Illinois Tool Works Has More Room To Run

| About: Illinois Tool (ITW)


After reaffirming their 2017 guidance, Illinois Tool Works has significant upside.

They are braced for any potential slowdown with limited downside.

The 2.05% dividend makes this a nice addition for a growth play in a retirement portfolio,.


Illinois Tool Works (NYSE:ITW) has a strong management team and a history of growth that makes it a smart buy. It offers a dividend similar to the 10 year treasury and a buyback program making it a possible retirement stock.

About The Company

Illinois Tool operates a diverse industrial business with seven segments. These range from automotive and welding products to construction and food equipment. A full breakdown is shown in Figure 1. They are huge with nearly 50,000 employees in 80 divisions across 60 countries.

Figure 1: Illinois Tool Works Business Segments

Source: Investor Day Presentation

Key Financials

Illinois Tool has under performed and over delivered in the past. As of the fourth quarter of 2016, organic revenue growth came in at 2% Their guidance was 0-2%. They also beat on earnings and operating margin. I always like to see GAAP EPS advertised in a quarterly report which is the metric they used. Year over year GAAP EPS grew 18%. It came in at $1.45 and exceeded the guidance of $1.36. Their fourth quarter financial performance is shown in Figure 2.

Figure 2: Illinois Tool 4th Qtr. Performance

Source: 4th Qtr. Earnings Presentation

All seven business segments expanded their margin in 2016. All, save welding, displayed organic revenue growth as well. In their investor presentation they outlined Oil and Gas recover as a potential growth driver. It is my opinion that this is a safe bet as the Dakota Access and Keystone Pipelines have been revived already by President Trump. I also like their allocation of capital as shown in Figure 3, internal investments are important.

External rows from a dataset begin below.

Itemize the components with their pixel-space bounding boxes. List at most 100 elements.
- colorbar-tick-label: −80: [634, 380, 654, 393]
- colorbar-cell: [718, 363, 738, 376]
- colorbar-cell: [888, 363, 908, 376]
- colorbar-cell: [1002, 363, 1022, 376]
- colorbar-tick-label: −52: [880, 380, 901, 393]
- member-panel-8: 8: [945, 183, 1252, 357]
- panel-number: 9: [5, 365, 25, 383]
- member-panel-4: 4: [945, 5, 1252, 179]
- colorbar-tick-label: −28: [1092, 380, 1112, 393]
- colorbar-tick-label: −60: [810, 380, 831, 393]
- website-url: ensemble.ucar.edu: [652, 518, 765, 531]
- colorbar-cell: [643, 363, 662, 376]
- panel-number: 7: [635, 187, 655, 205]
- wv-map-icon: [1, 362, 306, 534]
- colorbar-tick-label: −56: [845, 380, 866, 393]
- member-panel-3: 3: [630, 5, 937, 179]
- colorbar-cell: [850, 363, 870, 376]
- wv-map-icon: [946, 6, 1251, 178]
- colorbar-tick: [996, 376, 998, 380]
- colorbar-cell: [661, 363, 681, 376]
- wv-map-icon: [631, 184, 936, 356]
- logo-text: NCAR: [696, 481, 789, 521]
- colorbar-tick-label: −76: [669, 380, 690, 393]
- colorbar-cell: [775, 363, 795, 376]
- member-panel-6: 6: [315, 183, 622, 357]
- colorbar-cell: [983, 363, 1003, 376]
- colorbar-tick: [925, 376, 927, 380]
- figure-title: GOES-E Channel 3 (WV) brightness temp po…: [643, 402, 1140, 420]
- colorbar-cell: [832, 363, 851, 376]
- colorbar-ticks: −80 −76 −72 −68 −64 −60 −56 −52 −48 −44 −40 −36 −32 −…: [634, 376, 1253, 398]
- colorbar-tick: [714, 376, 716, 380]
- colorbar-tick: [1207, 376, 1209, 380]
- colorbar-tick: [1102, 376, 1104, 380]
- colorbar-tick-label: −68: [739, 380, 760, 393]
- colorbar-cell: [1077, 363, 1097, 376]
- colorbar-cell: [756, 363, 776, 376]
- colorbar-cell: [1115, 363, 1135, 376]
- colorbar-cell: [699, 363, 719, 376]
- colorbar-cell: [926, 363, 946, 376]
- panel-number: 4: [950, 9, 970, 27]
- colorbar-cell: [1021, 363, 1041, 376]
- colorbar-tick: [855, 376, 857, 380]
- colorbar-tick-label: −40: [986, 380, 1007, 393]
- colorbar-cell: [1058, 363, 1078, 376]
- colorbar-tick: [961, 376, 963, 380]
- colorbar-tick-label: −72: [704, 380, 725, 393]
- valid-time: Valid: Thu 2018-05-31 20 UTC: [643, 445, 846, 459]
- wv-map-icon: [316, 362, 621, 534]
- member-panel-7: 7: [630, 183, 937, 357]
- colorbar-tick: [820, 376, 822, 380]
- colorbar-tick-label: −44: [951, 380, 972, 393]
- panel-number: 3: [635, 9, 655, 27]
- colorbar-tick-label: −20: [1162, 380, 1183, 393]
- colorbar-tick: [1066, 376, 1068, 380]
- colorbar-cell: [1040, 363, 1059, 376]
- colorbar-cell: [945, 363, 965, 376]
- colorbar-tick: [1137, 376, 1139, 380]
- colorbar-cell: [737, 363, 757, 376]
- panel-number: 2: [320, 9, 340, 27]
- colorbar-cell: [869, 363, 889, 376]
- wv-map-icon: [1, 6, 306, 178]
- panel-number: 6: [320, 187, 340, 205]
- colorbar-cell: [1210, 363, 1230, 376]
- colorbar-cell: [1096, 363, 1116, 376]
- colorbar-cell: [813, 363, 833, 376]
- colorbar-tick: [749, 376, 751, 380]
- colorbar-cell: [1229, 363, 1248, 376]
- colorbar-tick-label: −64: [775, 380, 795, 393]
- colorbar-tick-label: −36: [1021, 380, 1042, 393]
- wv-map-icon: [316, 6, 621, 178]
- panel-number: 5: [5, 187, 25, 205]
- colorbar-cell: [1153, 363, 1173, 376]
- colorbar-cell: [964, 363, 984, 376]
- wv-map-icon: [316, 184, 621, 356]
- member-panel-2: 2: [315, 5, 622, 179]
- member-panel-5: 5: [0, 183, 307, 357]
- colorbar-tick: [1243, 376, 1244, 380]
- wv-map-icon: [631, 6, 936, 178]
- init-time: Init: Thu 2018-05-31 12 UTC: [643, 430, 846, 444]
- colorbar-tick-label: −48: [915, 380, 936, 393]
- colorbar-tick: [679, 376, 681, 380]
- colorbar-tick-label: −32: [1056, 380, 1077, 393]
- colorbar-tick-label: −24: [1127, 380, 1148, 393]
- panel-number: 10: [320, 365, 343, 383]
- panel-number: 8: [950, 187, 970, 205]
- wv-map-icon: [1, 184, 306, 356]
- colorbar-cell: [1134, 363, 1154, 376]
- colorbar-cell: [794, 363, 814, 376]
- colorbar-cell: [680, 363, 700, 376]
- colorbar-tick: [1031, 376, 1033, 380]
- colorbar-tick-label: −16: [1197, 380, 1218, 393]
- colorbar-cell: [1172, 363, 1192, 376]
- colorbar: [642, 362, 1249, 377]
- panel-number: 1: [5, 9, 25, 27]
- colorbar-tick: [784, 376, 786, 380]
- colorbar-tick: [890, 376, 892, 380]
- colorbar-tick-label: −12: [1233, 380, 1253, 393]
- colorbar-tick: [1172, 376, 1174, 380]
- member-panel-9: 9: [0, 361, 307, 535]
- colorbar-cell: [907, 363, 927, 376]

Figure 3: Illinois Tool Capital Allocation

Source: Investor Day Presentation


Their guidance for 2017 looks even better. Organic sales are predicted to grow between 1.5% and 3.5% and organic revenue between 1% and 2%. This is another way of saying that if markets shrink by 2%, Illinois Tool should still come out on top. GAAP EPS have a midpoint of $6.10, an 8.75% increase. With a P/E of 23,some may say that 2017 is already priced in. They might very well be right. However, Illinois Tool has a history of exceeding guidance and any surprise could lead to significant upside. In addition, they have a nice 2% dividend. Since 2012, their dividend has had a CAGR of 14%. In 2016 they also repurchased $2B worth of their own shares. This makes it a candidate to add to the retirement portfolio, in my opinion.

Final Thoughts

Illinois Tool Works is poised for growth. They have under promised and over delivered in the past. They offer an attractive dividend and stock repurchase program. They are a good long term candidate for a retirement portfolio.

Disclosure: I am/we are long ITW.

I wrote this article myself, and it expresses my own opinions. I am not receiving compensation for it (other than from Seeking Alpha). I have no business relationship with any company whose stock is mentioned in this article.